Às vezes sentia como se o Democracy fosse um pequeno país. As pessoas levavam muito a sério tudo que acontecia ali. Era como se não percebessem que o ensino médio durava pouco e a vida “de verdade” começaria quando nos formássemos.
Cansada das futilidades que me rodeavam, abri um livro e tentei estudar. Passaram-se alguns minutos, até que senti alguém se sentar na cadeira ao meu lado. Achando que era Christian, não me preocupei.
- Olá. - A voz baixa me assustou.
Encolhida e com o rosto praticamente escondido dentro do livro, senti um frio percorrer a minha espinha.
- Tudo bem? - Estranhamente acanhado, Christopher insistiu na conversa.
Com a face coberta pelos cabelos, ergui só um pouco a cabeça e verifiquei se seus colegas estavam por perto tramando algum mal contra mim.
- Estou sozinho. - Sussurrou, para que ninguém ouvisse.
Desconfiada, usei toda a minha coragem para perguntar:
- O que quer?
O fitei e Christopher baixou a cabeça para não me encarar.

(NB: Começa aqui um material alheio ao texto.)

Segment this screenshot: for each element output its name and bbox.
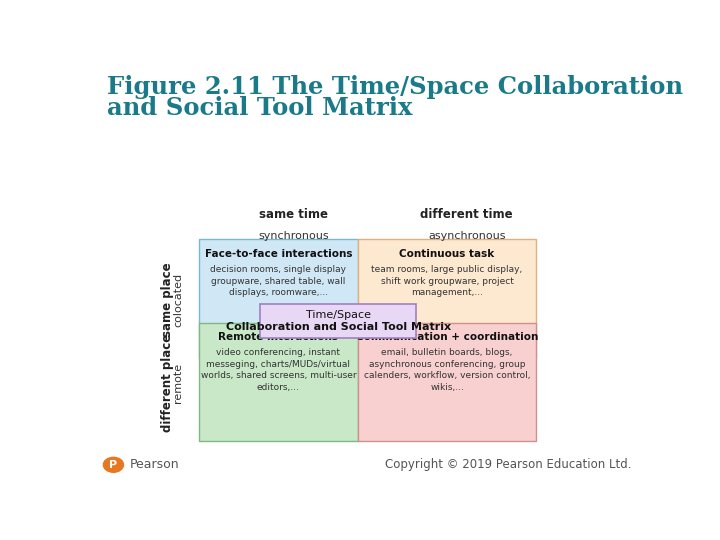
Text: Collaboration and Social Tool Matrix: Collaboration and Social Tool Matrix xyxy=(226,321,451,332)
FancyBboxPatch shape xyxy=(358,322,536,441)
Text: Remote interactions: Remote interactions xyxy=(218,332,338,342)
Text: same time: same time xyxy=(259,208,328,221)
FancyBboxPatch shape xyxy=(260,304,416,339)
Text: synchronous: synchronous xyxy=(258,231,329,241)
Text: Continuous task: Continuous task xyxy=(400,248,495,259)
Text: Communication + coordination: Communication + coordination xyxy=(356,332,539,342)
FancyBboxPatch shape xyxy=(199,239,358,358)
Text: P: P xyxy=(109,460,117,470)
Text: email, bulletin boards, blogs,
asynchronous conferencing, group
calenders, workf: email, bulletin boards, blogs, asynchron… xyxy=(364,348,531,392)
Text: video conferencing, instant
messeging, charts/MUDs/virtual
worlds, shared screen: video conferencing, instant messeging, c… xyxy=(200,348,356,392)
FancyBboxPatch shape xyxy=(199,322,358,441)
Text: same place: same place xyxy=(161,262,174,337)
Text: remote: remote xyxy=(174,363,183,403)
Text: different time: different time xyxy=(420,208,513,221)
Text: decision rooms, single display
groupware, shared table, wall
displays, roomware,: decision rooms, single display groupware… xyxy=(210,265,346,297)
FancyBboxPatch shape xyxy=(358,239,536,358)
Circle shape xyxy=(104,457,124,472)
Text: asynchronous: asynchronous xyxy=(428,231,505,241)
Text: Face-to-face interactions: Face-to-face interactions xyxy=(204,248,352,259)
Text: Copyright © 2019 Pearson Education Ltd.: Copyright © 2019 Pearson Education Ltd. xyxy=(384,458,631,471)
Text: Time/Space: Time/Space xyxy=(306,310,371,320)
Text: Figure 2.11 The Time/Space Collaboration: Figure 2.11 The Time/Space Collaboration xyxy=(107,75,683,99)
Text: and Social Tool Matrix: and Social Tool Matrix xyxy=(107,96,413,120)
Text: colocated: colocated xyxy=(174,273,183,327)
Text: Pearson: Pearson xyxy=(130,458,180,471)
Text: team rooms, large public display,
shift work groupware, project
management,...: team rooms, large public display, shift … xyxy=(372,265,523,297)
Text: different place: different place xyxy=(161,334,174,432)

- Só quero te fazer uma pergunta.
Fiquei totalmente confusa. Era a primeira vez em anos que Christopher se dirigia a mim. Na verdade, nunca fora tão educado. Quando éramos crianças, sua turminha zombava de mim como se eu fosse um tipo de cachorro perneta ou doente. Um dia ele até me cutucou com um graveto.
- Pergunte. - Minhas mãos suavam muito.
- Você pode me ajudar? Nós vamos ter aquele prova difícil de Química na Quarta e eu estou totalmente perdido nessa matéria.
- Ah... - Agora estava começando a entender seu repentino interesse em mim. Meu trabalho de Química foi o melhor da classe e Christopher queria tirar proveito disso. - Eu... - Não podia ajudá-lo. Não depois de tudo que fez comigo.
- Olha, sei que no passado impliquei um pouco com você. Foi coisa de criança, você sabe. Não significa que não podemos ser amigos agora.
- Amigos? - Nunca imaginei em toda minha vida que ouviria aquilo. Baixei a cabeça sem saber como agir. Praticamente ninguém falava comigo e agora o rapaz mais popular do colégio queria ser meu amigo? - Eu... eu... acho que tudo bem. - Engoli em seco.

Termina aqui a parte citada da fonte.